You shouldn't be sending the memory address of pointers - you end up double-dereferencing in append_ node. The whole point of pointers is that they already contain a memory address.
void append_node(LinkedList** head)
{
int num;
cout << "Enter a number for a new node to enter to the end of list: ";
cin >> num;
LinkedList* Node = new LinkedList(num);
if (*head == nullptr)
{
*head = Node;
return;
}
Node->value = num;Node->next = nullptr;
LinkedList* ptr = *head;
while (ptr->next != nullptr)
{
ptr = ptr->next;
ptr->next = Node;
}
}
This is an assignment and he wanted us to build a certain way. I've took in the changes of setting the -> next = nullptr in struct declaration and also the new node after creation.

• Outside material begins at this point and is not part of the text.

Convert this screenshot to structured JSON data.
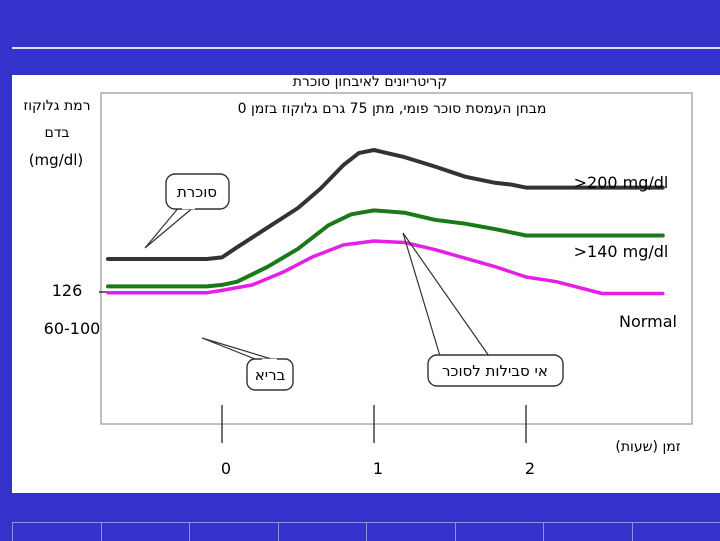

Now the print function is only displaying the first node.
#include <iostream>
struct LinkedList {
int value {};
LinkedList *next {};
LinkedList() {};
LinkedList(int v) : value {v} {}
};
void append_node(LinkedList** head);
void printlist(LinkedList* head);
int main() {
size_t nodes {};
LinkedList* head {};
do {
std::cout << "How many do you want to input? (At least one entry.): ";
std::cin >> nodes;
} while ((nodes < 1) && (std::cout << "Enter a proper value!\n"));
for (size_t i = 0; i < nodes; ++i)
append_node(&head);
std::cout << "Here is the updated linked list. \n";
printlist(head);
std::cout << '\n';
}
void append_node(LinkedList** head) {
int num {};
std::cout << "Enter a number for a new node to add to the end of list: ";
std::cin >> num;
if (*head == nullptr)
*head = new LinkedList(num);
else {
auto ptr{ *head };
for (; ptr->next != nullptr; ptr = ptr->next);
ptr->next = new LinkedList(num);
}
}
void printlist(LinkedList* ptr) {
for (; ptr != nullptr; ptr = ptr->next)
std::cout << ptr->value << ' ';
}
Note that if nodes are added to the tail of a list, then it is common to also maintain a tail pointer as well as a head pointer. This allows direct tail insertion without L42 for loop. For large populated lists, this for loop on the performance can be significant.